Seria irresponsável afirmar ou mesmo sugerir, sem uma investigação a fundo, se há alguma relação direta entre os pagamentos ilegais e uma tragédia que traumatizou um país inteiro.
Mas é curioso, para começar, descobrir que antes e depois do desastre foram feitas remessas clandestinas – algumas milionárias, outras traduzindo somas mais modestas -- para personagens identificados como Santo, Careca, Cambada, Gordomagro, Casa de Doido-SP, Campinas, e tantos outros, ocorreram antes e depois do desastre. O calendário tem um dado que chama a atenção.
A tragédia ocorreu dias depois do encerramento do ano eleitoral de 2006, quando o prefeito de São Paulo, José Serra, disputou e venceu a eleição para o governo do Estado; Geraldo Alckmin, que era governador do Estado, disputou e perdeu a campanha presidencial contra Luiz Inácio Lula da Silva. Um trecho do túnel na região de Pinheiros desabou, provocando a morte de três pessoas que passavam pelo lugar; outros três que se encontravam a bordo de uma van que acabou engolida por uma cratera; e um trabalhador do canteiro.
Há poucas referências diretas a disputas eleitorais, ainda que, num email de um diretor de contratos da Odebrecht, seja possível ler uma menção a “ajuda de campanha com vistas a interesses locais” para o personagem identificado como Santo, que se traduziu em dois pagamentos de R$ 250 000.

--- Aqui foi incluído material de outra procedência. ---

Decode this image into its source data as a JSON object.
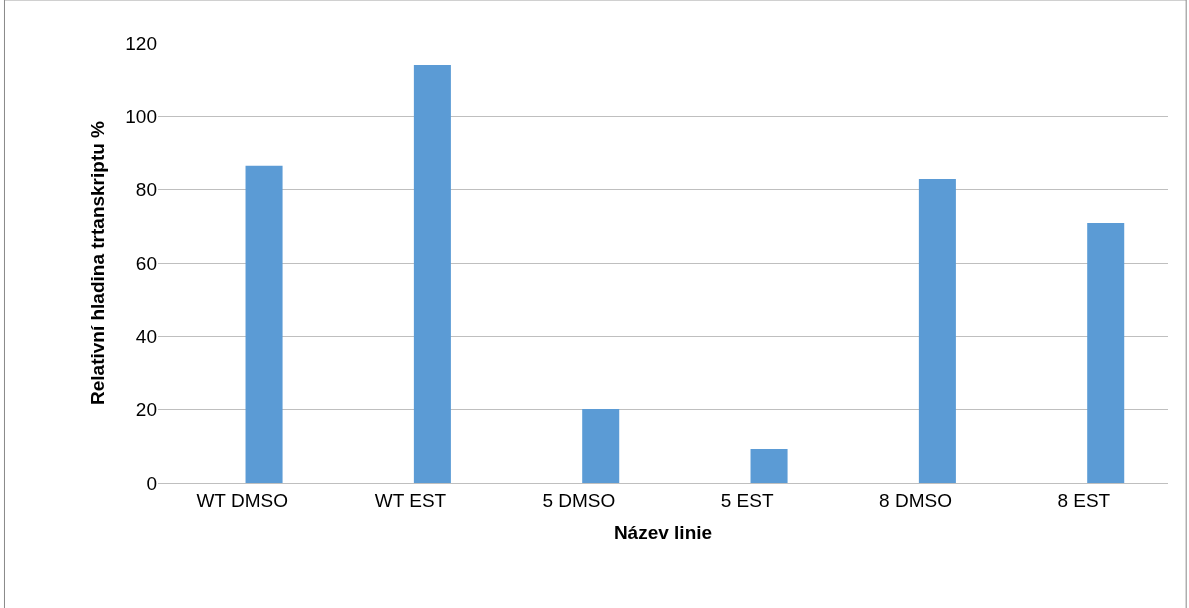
{
  "chart_data": {
    "type": "bar",
    "xlabel": "Název linie",
    "ylabel": "Relativní hladina trtanskriptu %",
    "categories": [
      "WT DMSO",
      "WT EST",
      "5 DMSO",
      "5 EST",
      "8 DMSO",
      "8 EST"
    ],
    "values": [
      86.5,
      114,
      20.2,
      9.3,
      82.9,
      70.9
    ],
    "color": "#5b9bd5",
    "ylim": [
      0,
      120
    ],
    "yticks": [
      0,
      20,
      40,
      60,
      80,
      100,
      120
    ],
    "grid": "y",
    "legend": false
  }
}
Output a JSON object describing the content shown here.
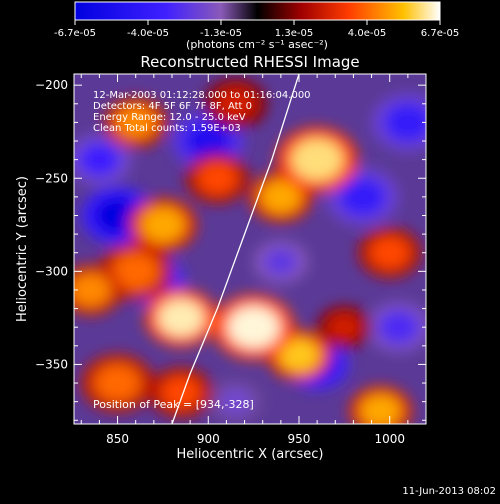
{
  "chart_data": {
    "type": "heatmap",
    "title": "Reconstructed RHESSI Image",
    "xlabel": "Heliocentric X (arcsec)",
    "ylabel": "Heliocentric Y (arcsec)",
    "xlim": [
      826,
      1020
    ],
    "ylim": [
      -382,
      -194
    ],
    "x_ticks": [
      850,
      900,
      950,
      1000
    ],
    "y_ticks": [
      -200,
      -250,
      -300,
      -350
    ],
    "colorbar": {
      "ticks": [
        "-6.7e-05",
        "-4.0e-05",
        "-1.3e-05",
        "1.3e-05",
        "4.0e-05",
        "6.7e-05"
      ],
      "unit_label": "(photons cm⁻² s⁻¹ asec⁻²)",
      "range": [
        -6.7e-05,
        6.7e-05
      ]
    },
    "annotations": [
      "12-Mar-2003 01:12:28.000 to 01:16:04.000",
      "Detectors: 4F 5F 6F 7F 8F, Att 0",
      "Energy Range: 12.0 - 25.0 keV",
      "Clean     Total counts: 1.59E+03"
    ],
    "peak_label": "Position of Peak = [934,-328]",
    "peak": [
      934,
      -328
    ],
    "limb_curve": [
      [
        880,
        -382
      ],
      [
        890,
        -355
      ],
      [
        905,
        -320
      ],
      [
        920,
        -280
      ],
      [
        935,
        -240
      ],
      [
        950,
        -194
      ]
    ],
    "blobs": [
      {
        "x": 960,
        "y": -240,
        "v": 6e-05,
        "r": 18
      },
      {
        "x": 940,
        "y": -260,
        "v": 5e-05,
        "r": 14
      },
      {
        "x": 925,
        "y": -330,
        "v": 6.5e-05,
        "r": 18
      },
      {
        "x": 950,
        "y": -345,
        "v": 5.5e-05,
        "r": 14
      },
      {
        "x": 885,
        "y": -325,
        "v": 6.3e-05,
        "r": 16
      },
      {
        "x": 860,
        "y": -300,
        "v": 4e-05,
        "r": 16
      },
      {
        "x": 875,
        "y": -275,
        "v": 5e-05,
        "r": 15
      },
      {
        "x": 835,
        "y": -310,
        "v": 4.5e-05,
        "r": 14
      },
      {
        "x": 850,
        "y": -360,
        "v": 4e-05,
        "r": 16
      },
      {
        "x": 885,
        "y": -365,
        "v": 3.5e-05,
        "r": 14
      },
      {
        "x": 905,
        "y": -250,
        "v": 3.5e-05,
        "r": 14
      },
      {
        "x": 860,
        "y": -220,
        "v": 4.5e-05,
        "r": 14
      },
      {
        "x": 1000,
        "y": -290,
        "v": 3.5e-05,
        "r": 14
      },
      {
        "x": 995,
        "y": -375,
        "v": 5e-05,
        "r": 14
      },
      {
        "x": 975,
        "y": -330,
        "v": 2.5e-05,
        "r": 12
      },
      {
        "x": 915,
        "y": -210,
        "v": 2.5e-05,
        "r": 14
      },
      {
        "x": 850,
        "y": -270,
        "v": -6.7e-05,
        "r": 16
      },
      {
        "x": 900,
        "y": -230,
        "v": -5e-05,
        "r": 16
      },
      {
        "x": 870,
        "y": -305,
        "v": -5.5e-05,
        "r": 14
      },
      {
        "x": 960,
        "y": -350,
        "v": -6e-05,
        "r": 14
      },
      {
        "x": 985,
        "y": -260,
        "v": -4e-05,
        "r": 16
      },
      {
        "x": 1010,
        "y": -220,
        "v": -4e-05,
        "r": 16
      },
      {
        "x": 940,
        "y": -295,
        "v": -2.5e-05,
        "r": 12
      },
      {
        "x": 840,
        "y": -240,
        "v": -3.5e-05,
        "r": 14
      },
      {
        "x": 1005,
        "y": -330,
        "v": -3e-05,
        "r": 14
      },
      {
        "x": 915,
        "y": -370,
        "v": -2e-05,
        "r": 12
      }
    ]
  },
  "footer": {
    "timestamp": "11-Jun-2013 08:02"
  }
}
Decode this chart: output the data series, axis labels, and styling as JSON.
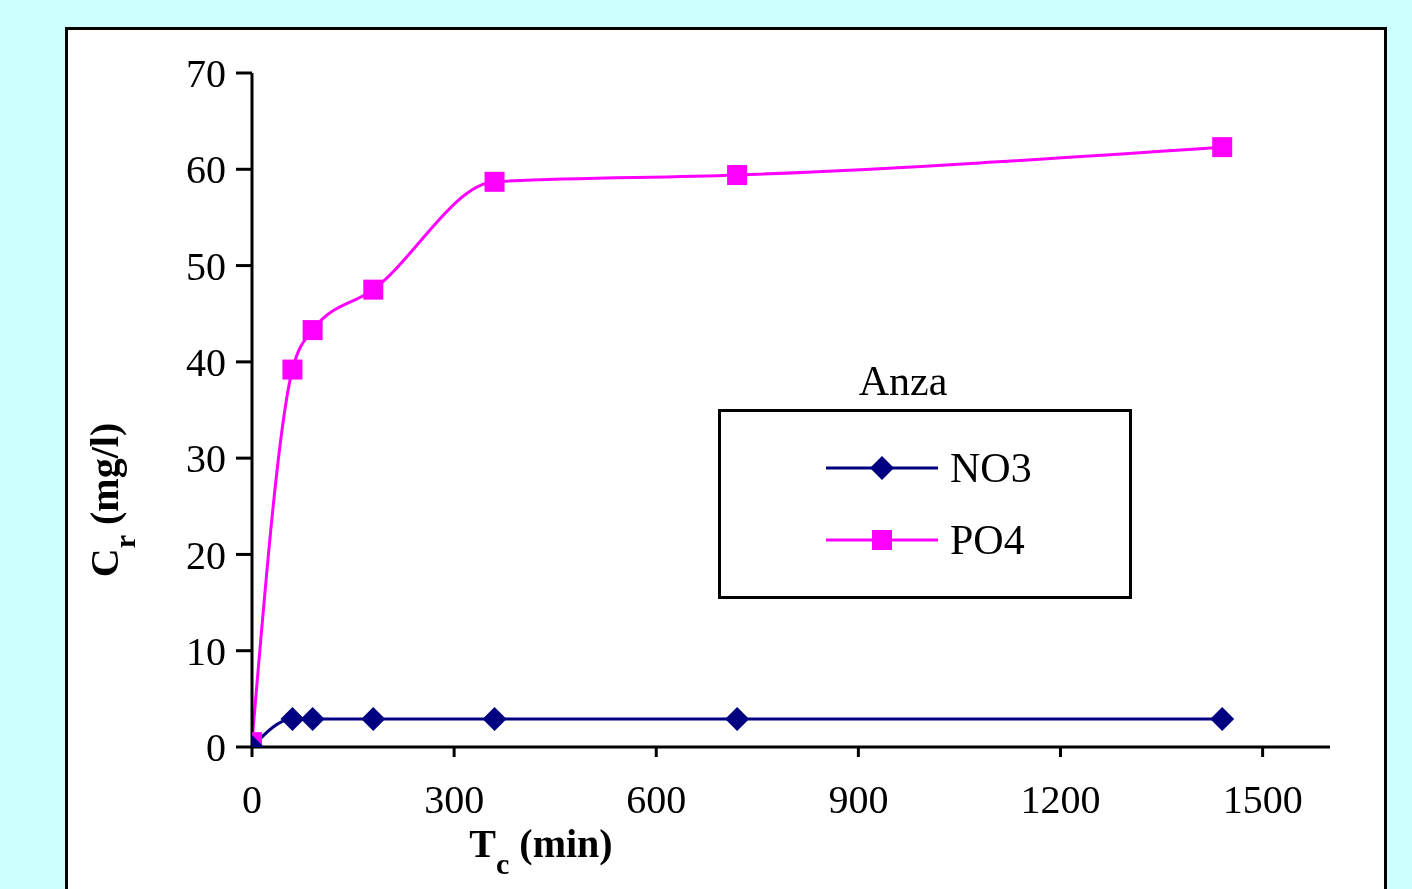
{
  "chart_data": {
    "type": "line",
    "xlabel": "T$_{c}$ (min)",
    "ylabel": "C$_{r}$  (mg/l)",
    "legend_title": "Anza",
    "legend": "right",
    "xlim": [
      0,
      1600
    ],
    "xticks": [
      0,
      300,
      600,
      900,
      1200,
      1500
    ],
    "ylim": [
      0,
      70
    ],
    "yticks": [
      0,
      10,
      20,
      30,
      40,
      50,
      60,
      70
    ],
    "series": [
      {
        "name": "NO3",
        "color": "#000080",
        "marker": "diamond",
        "x": [
          0,
          60,
          90,
          180,
          360,
          720,
          1440
        ],
        "values": [
          0,
          2.9,
          2.9,
          2.9,
          2.9,
          2.9,
          2.9
        ]
      },
      {
        "name": "PO4",
        "color": "#ff00ff",
        "marker": "square",
        "x": [
          0,
          60,
          90,
          180,
          360,
          720,
          1440
        ],
        "values": [
          0.5,
          39.2,
          43.3,
          47.5,
          58.7,
          59.4,
          62.3
        ]
      }
    ]
  }
}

Em outras passagens, assiste-se, através de e-mails, a vários lances de um jogo bruto e direto. Em agosto de 2006, quando a obra se encontrava em processo mais avançado, aprovou-se o “ato liberatório.” Num email, informa-se que, dentro da conta geral do consórcio, a Odebrecht terá uma parcela clandestina de 35%, referente a despesas que totalizam R$4,5 milhões, divididos em cinco parcelas, sendo a primeira de R$ 1 milhão.
Três meses depois, em 29 de novembro de 2006 -- quarenta dias antes do desabamento – um dos executivos da área fala da “nossa parte” devida ao “Cambada”. Não é pouca coisa. Naquele dia, será feito um pagamento inicial de R$ 50 000, seguido de quatro parcelas mensais de R$ 25 000.
Após a divulgação da sentença, em primeira instância, o Ministério Público anunciou a decisão de recorrer da decisão. Não há dúvida de que terá um bom trabalho pela frente. Só não há certeza de que terá disposição e vontade para dar conta da tarefa colocada.